Kraft Foods has a magazine called  Food & Family that is basically a recipe book that pushes brands owned by Kraft in all its recipes. The print version of the magazine, published quarterly, used to be free to its subscribers. Not anymore.Kraft decided to charge its subscribers $13.98 for an year. Not all customers are amused. The reader comments in discussion boards hosted at ask why Kraft is charging for what is a book of advertisements for its brands. Here is one example:

How can you charge for what is nothing more than an advertisement for Kraft products? As a free magazine, I liked looking at the ideas for using your products in the recipes, but upon receipt of my issue today including the invoice, I promptly tore the invoice in half and threw it in the trash. I don’t know how the idea of paying for a bound advertisement for Kraft came to be, but I will not be doing so.

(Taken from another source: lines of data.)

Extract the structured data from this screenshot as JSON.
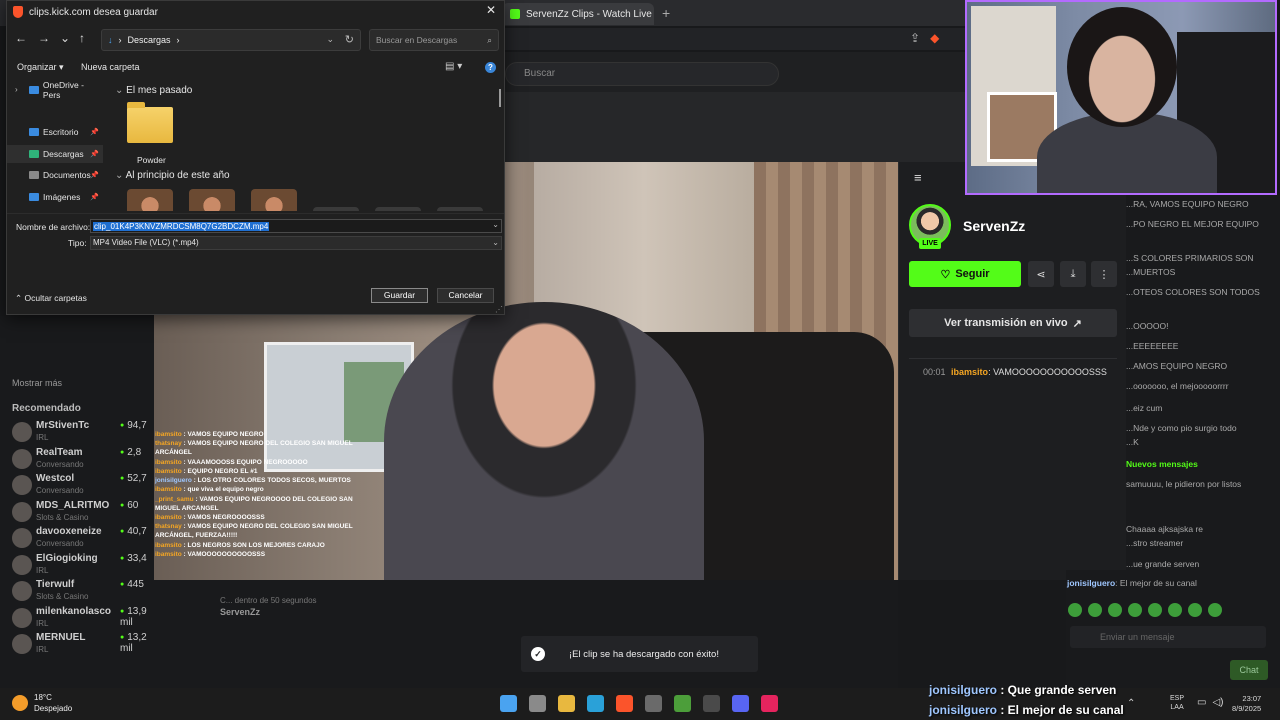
{
  "browser": {
    "tab_title": "ServenZz Clips - Watch Live on K",
    "new_tab": "+",
    "kick_search_placeholder": "Buscar"
  },
  "dialog": {
    "title": "clips.kick.com desea guardar",
    "close": "✕",
    "back": "←",
    "forward": "→",
    "recent": "⌄",
    "up": "↑",
    "address": "Descargas",
    "search_placeholder": "Buscar en Descargas",
    "organize": "Organizar ▾",
    "new_folder": "Nueva carpeta",
    "nav_items": [
      {
        "label": "OneDrive - Pers",
        "color": "#3a8be0"
      },
      {
        "label": "Escritorio",
        "color": "#3a8be0"
      },
      {
        "label": "Descargas",
        "color": "#2fb37a"
      },
      {
        "label": "Documentos",
        "color": "#8a8a8a"
      },
      {
        "label": "Imágenes",
        "color": "#3a8be0"
      }
    ],
    "group_last_month": "El mes pasado",
    "folder_name": "Powder",
    "group_start_year": "Al principio de este año",
    "filename_label": "Nombre de archivo:",
    "filename_value": "clip_01K4P3KNVZMRDCSM8Q7G2BDCZM.mp4",
    "type_label": "Tipo:",
    "type_value": "MP4 Video File (VLC) (*.mp4)",
    "hide_folders": "Ocultar carpetas",
    "save_label": "Guardar",
    "cancel_label": "Cancelar"
  },
  "left_sidebar": {
    "show_more": "Mostrar más",
    "recommended_title": "Recomendado",
    "items": [
      {
        "name": "MrStivenTc",
        "category": "IRL",
        "viewers": "94,7"
      },
      {
        "name": "RealTeam",
        "category": "Conversando",
        "viewers": "2,8"
      },
      {
        "name": "Westcol",
        "category": "Conversando",
        "viewers": "52,7"
      },
      {
        "name": "MDS_ALRITMO",
        "category": "Slots & Casino",
        "viewers": "60"
      },
      {
        "name": "davooxeneize",
        "category": "Conversando",
        "viewers": "40,7"
      },
      {
        "name": "ElGiogioking",
        "category": "IRL",
        "viewers": "33,4"
      },
      {
        "name": "Tierwulf",
        "category": "Slots & Casino",
        "viewers": "445"
      },
      {
        "name": "milenkanolasco",
        "category": "IRL",
        "viewers": "13,9 mil"
      },
      {
        "name": "MERNUEL",
        "category": "IRL",
        "viewers": "13,2 mil"
      }
    ]
  },
  "clip_chat": [
    {
      "user": "ibamsito",
      "text": "VAMOS EQUIPO NEGRO",
      "alt": false
    },
    {
      "user": "thatsnay",
      "text": "VAMOS EQUIPO NEGRO DEL COLEGIO SAN MIGUEL ARCÁNGEL",
      "alt": false
    },
    {
      "user": "ibamsito",
      "text": "VAAAMOOOSS EQUIPO NEGROOOOO",
      "alt": false
    },
    {
      "user": "ibamsito",
      "text": "EQUIPO NEGRO EL #1",
      "alt": false
    },
    {
      "user": "jonisilguero",
      "text": "LOS OTRO COLORES TODOS SECOS, MUERTOS",
      "alt": true
    },
    {
      "user": "ibamsito",
      "text": "que viva el equipo negro",
      "alt": false
    },
    {
      "user": "_print_samu",
      "text": "VAMOS EQUIPO NEGROOOO DEL COLEGIO SAN MIGUEL ARCANGEL",
      "alt": false
    },
    {
      "user": "ibamsito",
      "text": "VAMOS NEGROOOOSSS",
      "alt": false
    },
    {
      "user": "thatsnay",
      "text": "VAMOS EQUIPO NEGRO DEL COLEGIO SAN MIGUEL ARCÁNGEL, FUERZAA!!!!!",
      "alt": false
    },
    {
      "user": "ibamsito",
      "text": "LOS NEGROS SON LOS MEJORES CARAJO",
      "alt": false
    },
    {
      "user": "ibamsito",
      "text": "VAMOOOOOOOOOOSSS",
      "alt": false
    }
  ],
  "under_video": {
    "line1": "",
    "line2": "C... dentro de 50 segundos",
    "line3": "ServenZz"
  },
  "clip_panel": {
    "menu_icon": "≡",
    "live_badge": "LIVE",
    "streamer": "ServenZz",
    "follow": "Seguir",
    "watch_live": "Ver transmisión en vivo",
    "chat_time": "00:01",
    "chat_user": "ibamsito",
    "chat_text": "VAMOOOOOOOOOOOSSS"
  },
  "right_chat": {
    "lines": [
      "...RA, VAMOS EQUIPO NEGRO",
      "...PO NEGRO EL MEJOR EQUIPO",
      "...S COLORES PRIMARIOS SON",
      "...MUERTOS",
      "...OTEOS COLORES SON TODOS",
      "...OOOOO!",
      "...EEEEEEEE",
      "...AMOS EQUIPO NEGRO",
      "...ooooooo, el mejooooorrrr",
      "...eiz cum",
      "...Nde y como pio surgio todo",
      "...K"
    ],
    "new_messages": "Nuevos mensajes",
    "lines2": [
      "samuuuu, le pidieron por listos",
      "Chaaaa ajksajska re",
      "...stro streamer",
      "...ue grande serven"
    ],
    "last_user": "jonisilguero",
    "last_text": ": El mejor de su canal",
    "input_placeholder": "Enviar un mensaje",
    "send": "Chat"
  },
  "toast": {
    "message": "¡El clip se ha descargado con éxito!"
  },
  "overlay_chat": [
    {
      "user": "jonisilguero",
      "text": " : Que grande serven"
    },
    {
      "user": "jonisilguero",
      "text": " : El mejor de su canal"
    }
  ],
  "taskbar": {
    "temp": "18°C",
    "weather": "Despejado",
    "lang1": "ESP",
    "lang2": "LAA",
    "time": "23:07",
    "date": "8/9/2025",
    "icons": [
      {
        "name": "start",
        "color": "#4aa3f0"
      },
      {
        "name": "task-view",
        "color": "#8a8a8a"
      },
      {
        "name": "file-explorer",
        "color": "#e8b83f"
      },
      {
        "name": "edge",
        "color": "#2aa1d8"
      },
      {
        "name": "brave",
        "color": "#fb542b"
      },
      {
        "name": "obs",
        "color": "#6a6a6a"
      },
      {
        "name": "minecraft",
        "color": "#4c9e3a"
      },
      {
        "name": "steam",
        "color": "#4a4a4a"
      },
      {
        "name": "discord",
        "color": "#5865f2"
      },
      {
        "name": "tiktok",
        "color": "#e5245e"
      }
    ]
  }
}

I have written about Kraft’s effective price management before. I like their current decision to charge for their magazine. I believe they would not have decided to charge for this without the required analysis. I can think there is data that shows pricing for this magazine delivers them incremental profit over the free offering. Here are my reasons:

  1. Cost: Kraft wants to move to move their customers from print version to digital version. This is clear in their messaging and from the bulletin board discussions. Moving customers to digital version does result in savings. While one way is to incent customers to switch to digital version charging for print has its advantages. They are applying prospect theory (like some mobile phone providers did for paperless statements) to nudge customers to move to digital version.
  2. Analytics:  With print magazine it is difficult to track to the impact of Ads and promotions on sales unless they use coupons. There is better traceability and ability to run targeted Ads with digital version. This improves their model of customer margins and make better predictions about profitability.
  3. Sharing in value: If the print magazine adds value to customers and if there exists customer segments that only wants to receive the print version then Kraft should get their fair share of the value added. For example, here is one customer comment:

    This is such a beautiful, and well done magazine. I just love it, and this time was almost better than ever, if possible, with the wonderful calendar included. I was as thrilled as a kid in a toy shop. Thank you Kraft!!! :) We all just pour over it reading and rereading it and looking at the lovely presentations, each of us deciding on what to make first, and there are so many good recipes in it.

The net is I think Kraft’s decision to charge for their magazine makes very good business sense.